Che in un’azienda c’è un capo che decide e in un Comune un sindaco che ha che fare con i vincoli pubblici e le maglie strette della burocrazia, senza considerare i limiti politici a un’azione che va sempre divisa con la squadra di maggioranza. Basterebbe chiedere al suo predecessore, Marco Doria, cosa voglia dire aver a che con maggioranze fragili. «Una cosa che non voglio assolutamente fare è parlare del passato — dice — Voglio guardare avanti, costruire, portare a casa dei risultati». Sarà forse anche per questo che spiega di aver apprezzato l’intervista concessa a Repubblica dal segretario genovese della Cgil Ivano Bosco.
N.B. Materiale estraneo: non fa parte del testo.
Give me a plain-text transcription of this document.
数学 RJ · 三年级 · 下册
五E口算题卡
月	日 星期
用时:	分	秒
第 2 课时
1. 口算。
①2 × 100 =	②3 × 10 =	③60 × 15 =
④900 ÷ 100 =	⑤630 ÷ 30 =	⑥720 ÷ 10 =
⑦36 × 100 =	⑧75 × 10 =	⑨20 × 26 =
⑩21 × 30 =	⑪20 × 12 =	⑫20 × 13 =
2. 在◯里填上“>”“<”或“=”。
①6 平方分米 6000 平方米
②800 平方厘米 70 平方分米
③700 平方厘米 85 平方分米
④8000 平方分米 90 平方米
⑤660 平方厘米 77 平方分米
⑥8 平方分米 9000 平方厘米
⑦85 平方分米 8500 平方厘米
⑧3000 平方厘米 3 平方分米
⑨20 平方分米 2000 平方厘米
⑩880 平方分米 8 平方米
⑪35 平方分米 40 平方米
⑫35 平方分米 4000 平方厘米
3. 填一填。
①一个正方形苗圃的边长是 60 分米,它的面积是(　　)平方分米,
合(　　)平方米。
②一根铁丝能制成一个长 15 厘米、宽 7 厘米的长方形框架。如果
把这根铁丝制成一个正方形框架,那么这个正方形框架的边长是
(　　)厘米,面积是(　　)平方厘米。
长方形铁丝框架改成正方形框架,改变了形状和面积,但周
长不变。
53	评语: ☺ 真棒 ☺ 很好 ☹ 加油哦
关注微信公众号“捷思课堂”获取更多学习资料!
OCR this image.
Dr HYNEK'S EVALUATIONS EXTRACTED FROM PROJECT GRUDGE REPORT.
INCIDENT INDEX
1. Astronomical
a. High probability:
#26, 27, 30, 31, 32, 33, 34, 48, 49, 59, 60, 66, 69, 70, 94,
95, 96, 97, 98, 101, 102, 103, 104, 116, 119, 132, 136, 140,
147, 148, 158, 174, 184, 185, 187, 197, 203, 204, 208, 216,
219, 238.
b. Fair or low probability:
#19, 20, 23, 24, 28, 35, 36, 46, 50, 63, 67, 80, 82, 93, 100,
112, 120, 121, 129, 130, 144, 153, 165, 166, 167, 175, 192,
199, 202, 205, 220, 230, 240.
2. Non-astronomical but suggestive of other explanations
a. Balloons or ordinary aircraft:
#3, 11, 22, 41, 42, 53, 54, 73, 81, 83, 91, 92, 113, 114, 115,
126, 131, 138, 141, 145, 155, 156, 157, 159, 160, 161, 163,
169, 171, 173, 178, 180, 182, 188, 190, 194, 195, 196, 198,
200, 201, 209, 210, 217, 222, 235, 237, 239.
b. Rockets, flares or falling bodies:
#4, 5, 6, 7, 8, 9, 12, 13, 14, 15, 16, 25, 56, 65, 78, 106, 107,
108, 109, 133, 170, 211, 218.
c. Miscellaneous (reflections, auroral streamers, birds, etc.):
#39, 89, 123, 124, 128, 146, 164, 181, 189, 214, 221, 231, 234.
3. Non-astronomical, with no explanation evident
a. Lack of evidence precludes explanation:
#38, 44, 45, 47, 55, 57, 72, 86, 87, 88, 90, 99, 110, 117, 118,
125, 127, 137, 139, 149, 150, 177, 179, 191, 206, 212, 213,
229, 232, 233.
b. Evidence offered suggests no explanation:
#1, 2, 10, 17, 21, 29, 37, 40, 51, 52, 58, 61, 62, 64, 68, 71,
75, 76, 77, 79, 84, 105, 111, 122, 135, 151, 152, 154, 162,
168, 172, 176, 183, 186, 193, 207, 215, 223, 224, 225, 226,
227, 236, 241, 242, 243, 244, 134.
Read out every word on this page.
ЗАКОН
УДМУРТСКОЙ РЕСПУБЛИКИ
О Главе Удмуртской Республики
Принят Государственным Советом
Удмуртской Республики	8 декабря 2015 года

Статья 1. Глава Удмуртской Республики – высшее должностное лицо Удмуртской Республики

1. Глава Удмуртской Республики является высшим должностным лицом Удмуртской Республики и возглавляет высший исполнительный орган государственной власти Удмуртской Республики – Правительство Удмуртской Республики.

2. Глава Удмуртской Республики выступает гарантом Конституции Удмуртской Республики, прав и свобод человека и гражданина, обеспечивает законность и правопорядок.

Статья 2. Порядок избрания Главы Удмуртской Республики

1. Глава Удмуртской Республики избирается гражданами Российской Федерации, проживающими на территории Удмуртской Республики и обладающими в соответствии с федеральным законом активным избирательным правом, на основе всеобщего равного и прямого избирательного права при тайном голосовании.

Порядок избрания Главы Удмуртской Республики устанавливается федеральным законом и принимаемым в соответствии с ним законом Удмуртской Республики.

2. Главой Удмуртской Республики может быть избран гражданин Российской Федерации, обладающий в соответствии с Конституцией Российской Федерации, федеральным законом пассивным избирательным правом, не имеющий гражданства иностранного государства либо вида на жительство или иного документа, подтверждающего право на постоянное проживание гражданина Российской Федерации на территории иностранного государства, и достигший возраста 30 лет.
Uno che certo non può essere annoverato fra i suoi sostenitori, ma che al sindaco ha chiesto di ridare slancio agli Stati Generali dell’economia. Lo aveva già chiesto a Doria, incassando un primo incontro. Poi più nulla. Ora Bosco è tornato alla carica.
Sindaco, accetta la proposta di Bosco? Convocherà gli Stati Generali?
«Assolutamente sì. Ho letto la sua intervista, ha perfettamente ragione. Da settembre ci metteremo al lavoro per arrivare all’incontro che fisserò, credo, fra fine ottobre e inizio novembre. Individueremo con precisione le cose da fare e gli argomenti. Nella mia mente ho già uno schema preciso. Ma non solo il solo a decidere, ci sono anche altri soggetti, mi confronterò prima con loro».
Ma se dovesse decidere ora?
«Quello che farei io? Individuare i filoni in cui siamo più forti. Come tutte le imprese di successo, bisogna investire proprio lì, valorizzando le nostre competenze “core”».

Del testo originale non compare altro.